Human skin is an ideal preclinical aging research model but is seldom used in mainstream aging research for this purpose [31, 32]. We have previously shown that transplantation of aged human skin into immunocompromised young mice restores several aging-related parameters in the epidermis of human xenografts [33, 34]. However, it was unclear whether the skin rejuvenation effects observed in these studies extended beyond the epidermis. Recent studies have identified vascular endothelial growth factor (VEGF) as a major driver of human organ rejuvenation in vivo [35]. Specifically, VEGF-A in young mice has been reported to rejuvenate the aging skin phenotype via enhanced angiogenesis in human xenodermal grafts [36]. This study revealed no obvious rejuvenation effect in the control-treated group after transplantation. In contrast, rejuvenation of transplanted skin was improved in the BPTES-treated group via clearance of senescent cells and SASP suppression, compared to that of the pre-transplanted or control-treated groups. The first report did not target the clearance of dermal fibroblasts [17], and this report has the potential to the development of skin rejuvenation therapies.

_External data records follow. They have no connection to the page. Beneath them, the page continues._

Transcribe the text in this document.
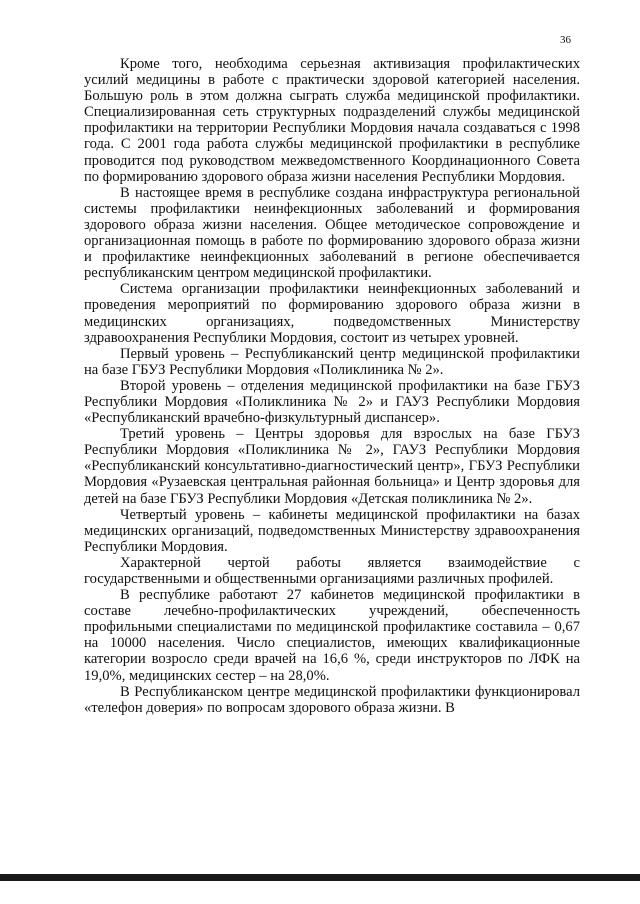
36

Кроме того, необходима серьезная активизация профилактических усилий медицины в работе с практически здоровой категорией населения. Большую роль в этом должна сыграть служба медицинской профилактики. Специализированная сеть структурных подразделений службы медицинской профилактики на территории Республики Мордовия начала создаваться с 1998 года. С 2001 года работа службы медицинской профилактики в республике проводится под руководством межведомственного Координационного Совета по формированию здорового образа жизни населения Республики Мордовия.

В настоящее время в республике создана инфраструктура региональной системы профилактики неинфекционных заболеваний и формирования здорового образа жизни населения. Общее методическое сопровождение и организационная помощь в работе по формированию здорового образа жизни и профилактике неинфекционных заболеваний в регионе обеспечивается республиканским центром медицинской профилактики.

Система организации профилактики неинфекционных заболеваний и проведения мероприятий по формированию здорового образа жизни в медицинских организациях, подведомственных Министерству здравоохранения Республики Мордовия, состоит из четырех уровней.

Первый уровень – Республиканский центр медицинской профилактики на базе ГБУЗ Республики Мордовия «Поликлиника № 2».

Второй уровень – отделения медицинской профилактики на базе ГБУЗ Республики Мордовия «Поликлиника № 2» и ГАУЗ Республики Мордовия «Республиканский врачебно-физкультурный диспансер».

Третий уровень – Центры здоровья для взрослых на базе ГБУЗ Республики Мордовия «Поликлиника № 2», ГАУЗ Республики Мордовия «Республиканский консультативно-диагностический центр», ГБУЗ Республики Мордовия «Рузаевская центральная районная больница» и Центр здоровья для детей на базе ГБУЗ Республики Мордовия «Детская поликлиника № 2».

Четвертый уровень – кабинеты медицинской профилактики на базах медицинских организаций, подведомственных Министерству здравоохранения Республики Мордовия.

Характерной чертой работы является взаимодействие с государственными и общественными организациями различных профилей.

В республике работают 27 кабинетов медицинской профилактики в составе лечебно-профилактических учреждений, обеспеченность профильными специалистами по медицинской профилактике составила – 0,67 на 10000 населения. Число специалистов, имеющих квалификационные категории возросло среди врачей на 16,6 %, среди инструкторов по ЛФК на 19,0%, медицинских сестер – на 28,0%.

В Республиканском центре медицинской профилактики функционировал «телефон доверия» по вопросам здорового образа жизни. В
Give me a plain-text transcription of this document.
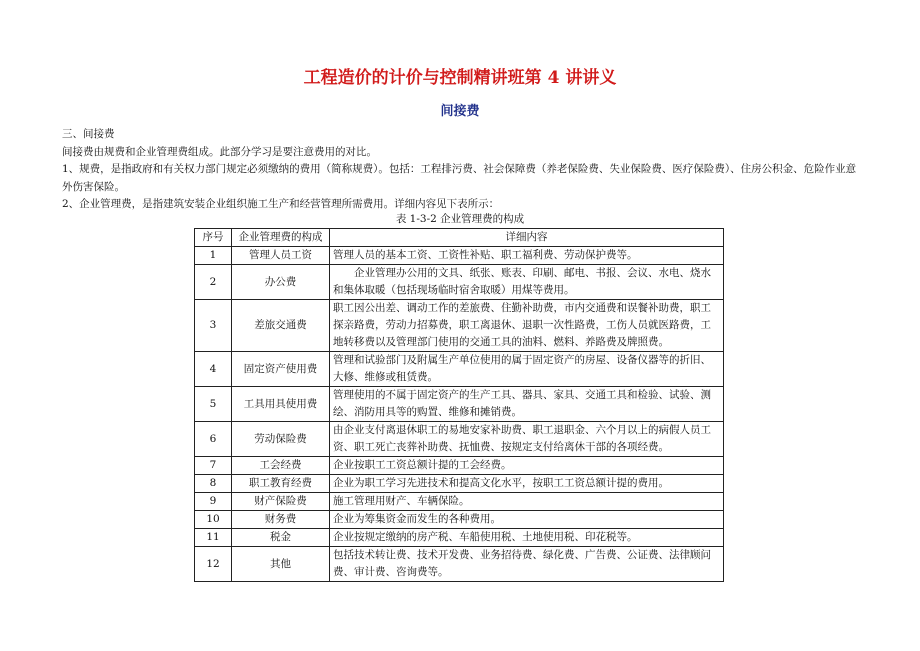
工程造价的计价与控制精讲班第 4 讲讲义
间接费

三、间接费

间接费由规费和企业管理费组成。此部分学习是要注意费用的对比。

1、规费，是指政府和有关权力部门规定必须缴纳的费用（简称规费）。包括：工程排污费、社会保障费（养老保险费、失业保险费、医疗保险费）、住房公积金、危险作业意外伤害保险。

2、企业管理费，是指建筑安装企业组织施工生产和经营管理所需费用。详细内容见下表所示：

表 1-3-2 企业管理费的构成
序号	企业管理费的构成	详细内容
1	管理人员工资	管理人员的基本工资、工资性补贴、职工福利费、劳动保护费等。
2	办公费	企业管理办公用的文具、纸张、账表、印刷、邮电、书报、会议、水电、烧水和集体取暖（包括现场临时宿舍取暖）用煤等费用。
3	差旅交通费	职工因公出差、调动工作的差旅费、住勤补助费，市内交通费和误餐补助费，职工探亲路费，劳动力招募费，职工离退休、退职一次性路费，工伤人员就医路费，工地转移费以及管理部门使用的交通工具的油料、燃料、养路费及牌照费。
4	固定资产使用费	管理和试验部门及附属生产单位使用的属于固定资产的房屋、设备仪器等的折旧、大修、维修或租赁费。
5	工具用具使用费	管理使用的不属于固定资产的生产工具、器具、家具、交通工具和检验、试验、测绘、消防用具等的购置、维修和摊销费。
6	劳动保险费	由企业支付离退休职工的易地安家补助费、职工退职金、六个月以上的病假人员工资、职工死亡丧葬补助费、抚恤费、按规定支付给离休干部的各项经费。
7	工会经费	企业按职工工资总额计提的工会经费。
8	职工教育经费	企业为职工学习先进技术和提高文化水平，按职工工资总额计提的费用。
9	财产保险费	施工管理用财产、车辆保险。
10	财务费	企业为筹集资金而发生的各种费用。
11	税金	企业按规定缴纳的房产税、车船使用税、土地使用税、印花税等。
12	其他	包括技术转让费、技术开发费、业务招待费、绿化费、广告费、公证费、法律顾问费、审计费、咨询费等。
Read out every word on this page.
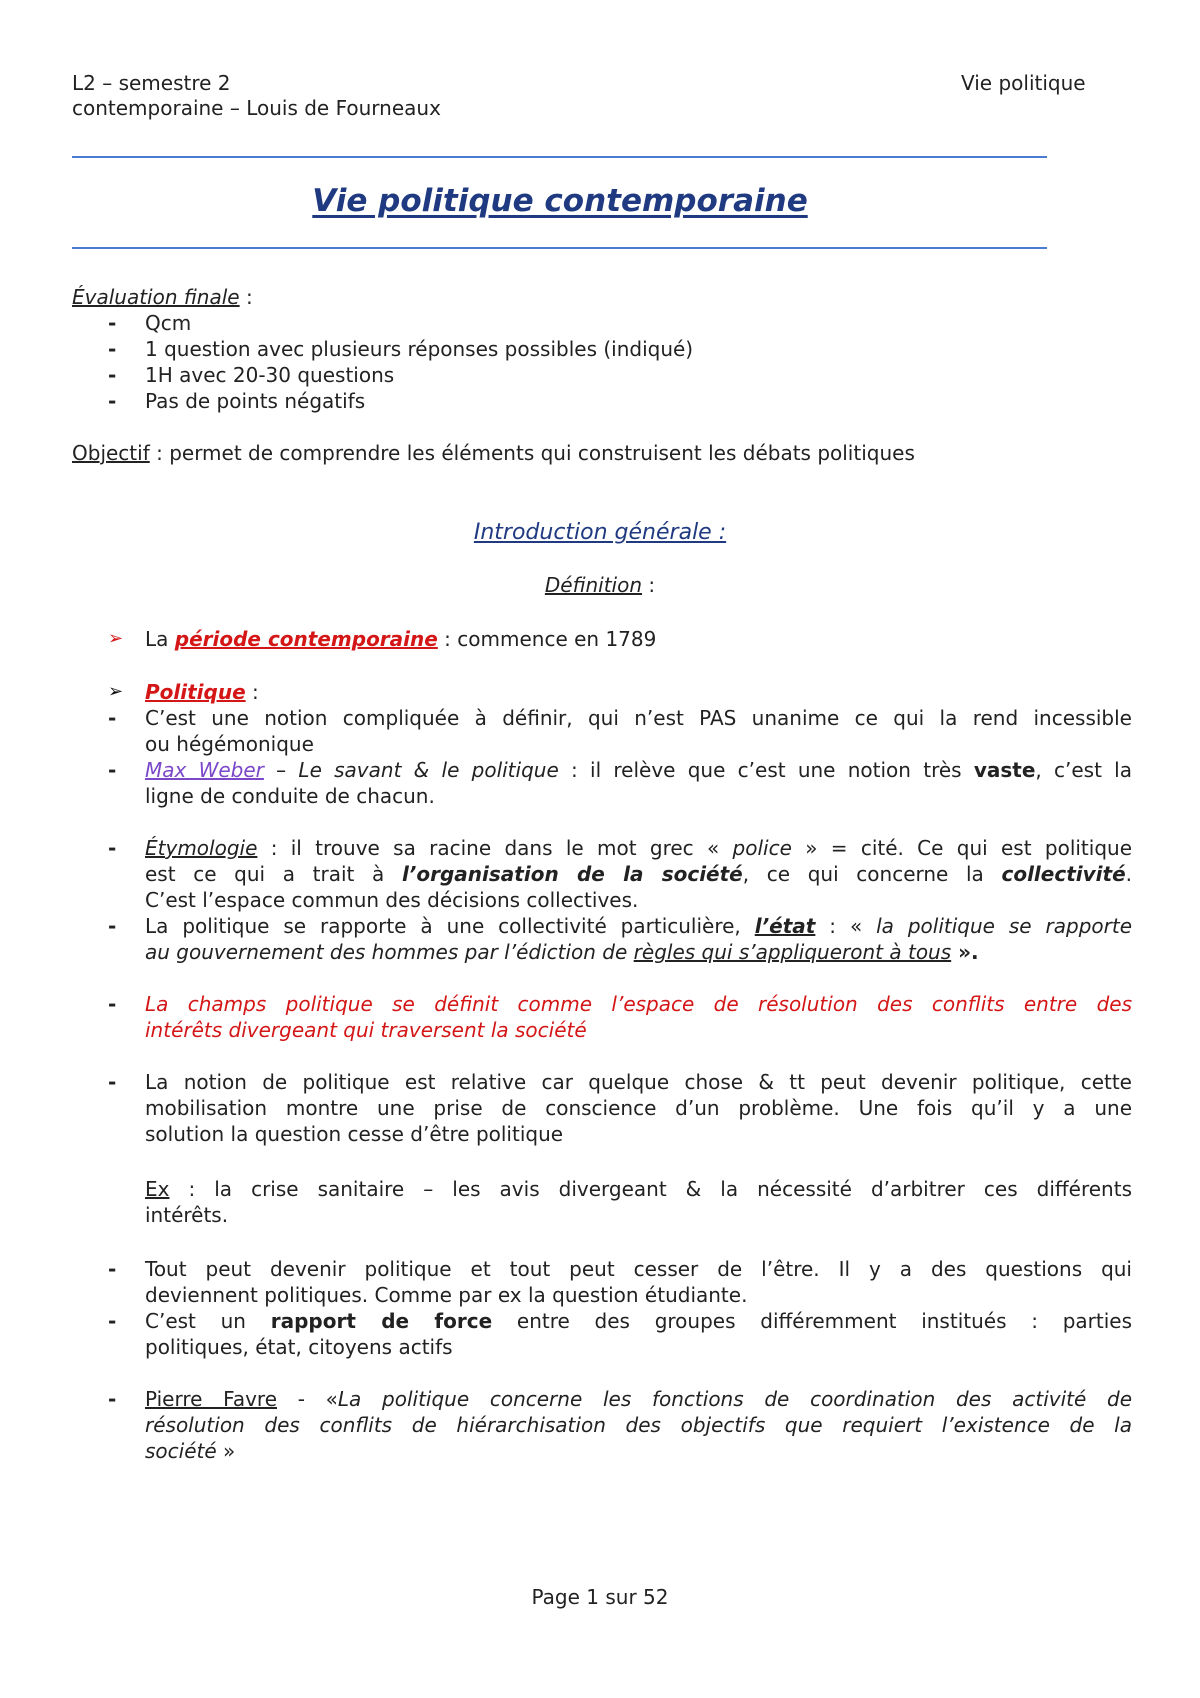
L2 – semestre 2	Vie politique
contemporaine – Louis de Fourneaux
Vie politique contemporaine
Évaluation finale :
-	Qcm
-	1 question avec plusieurs réponses possibles (indiqué)
-	1H avec 20-30 questions
-	Pas de points négatifs
Objectif : permet de comprendre les éléments qui construisent les débats politiques
Introduction générale :
Définition :
➢ La période contemporaine : commence en 1789
➢ Politique :
-	C’est une notion compliquée à définir, qui n’est PAS unanime ce qui la rend incessible
ou hégémonique
-	Max Weber – Le savant & le politique : il relève que c’est une notion très vaste, c’est la
ligne de conduite de chacun.
-	Étymologie : il trouve sa racine dans le mot grec « police » = cité. Ce qui est politique
est ce qui a trait à l’organisation de la société, ce qui concerne la collectivité.
C’est l’espace commun des décisions collectives.
-	La politique se rapporte à une collectivité particulière, l’état : « la politique se rapporte
au gouvernement des hommes par l’édiction de règles qui s’appliqueront à tous ».
-	La champs politique se définit comme l’espace de résolution des conflits entre des
intérêts divergeant qui traversent la société
-	La notion de politique est relative car quelque chose & tt peut devenir politique, cette
mobilisation montre une prise de conscience d’un problème. Une fois qu’il y a une
solution la question cesse d’être politique
Ex : la crise sanitaire – les avis divergeant & la nécessité d’arbitrer ces différents
intérêts.
-	Tout peut devenir politique et tout peut cesser de l’être. Il y a des questions qui
deviennent politiques. Comme par ex la question étudiante.
-	C’est un rapport de force entre des groupes différemment institués : parties
politiques, état, citoyens actifs
-	Pierre Favre - «La politique concerne les fonctions de coordination des activité de
résolution des conflits de hiérarchisation des objectifs que requiert l’existence de la
société »
Page 1 sur 52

However, our study has certain limitations. The skin samples used in this study were collected from male volunteers only; therefore, the effect of BPTES on female skin is unknown. Furthermore, due to sample size limitations, it is unclear in which age group this rejuvenation effect would be useful. Therefore, this chimeric model should be tested in the future to validate the role of BPTES in a larger number of human skin samples. In addition, it is difficult to observe macroscopic changes that occur in the skin in this chimeric model. In this study, the skin fragments were implanted subcutaneously in mice to prevent self-injury and shedding, which caused these fragments to shrink and modify the surface more than their original state. Therefore, experimental models need to be established to determine the effect of BPTES on the surface properties of human skin. Furthermore, no adverse events associated with BPTES could be identified under the present study conditions. However, activated T cells are known to utilize glutaminolysis for proliferation, and inhibiting this activity may interfere with the innate immune response to new tumor formation [37]. Especially because many metabolic pathways involved in cancer cell survival and invasion are shared with normally activated T lymphocytes [38], its long-term side effects, including tumorigenesis, should be explored in a future study.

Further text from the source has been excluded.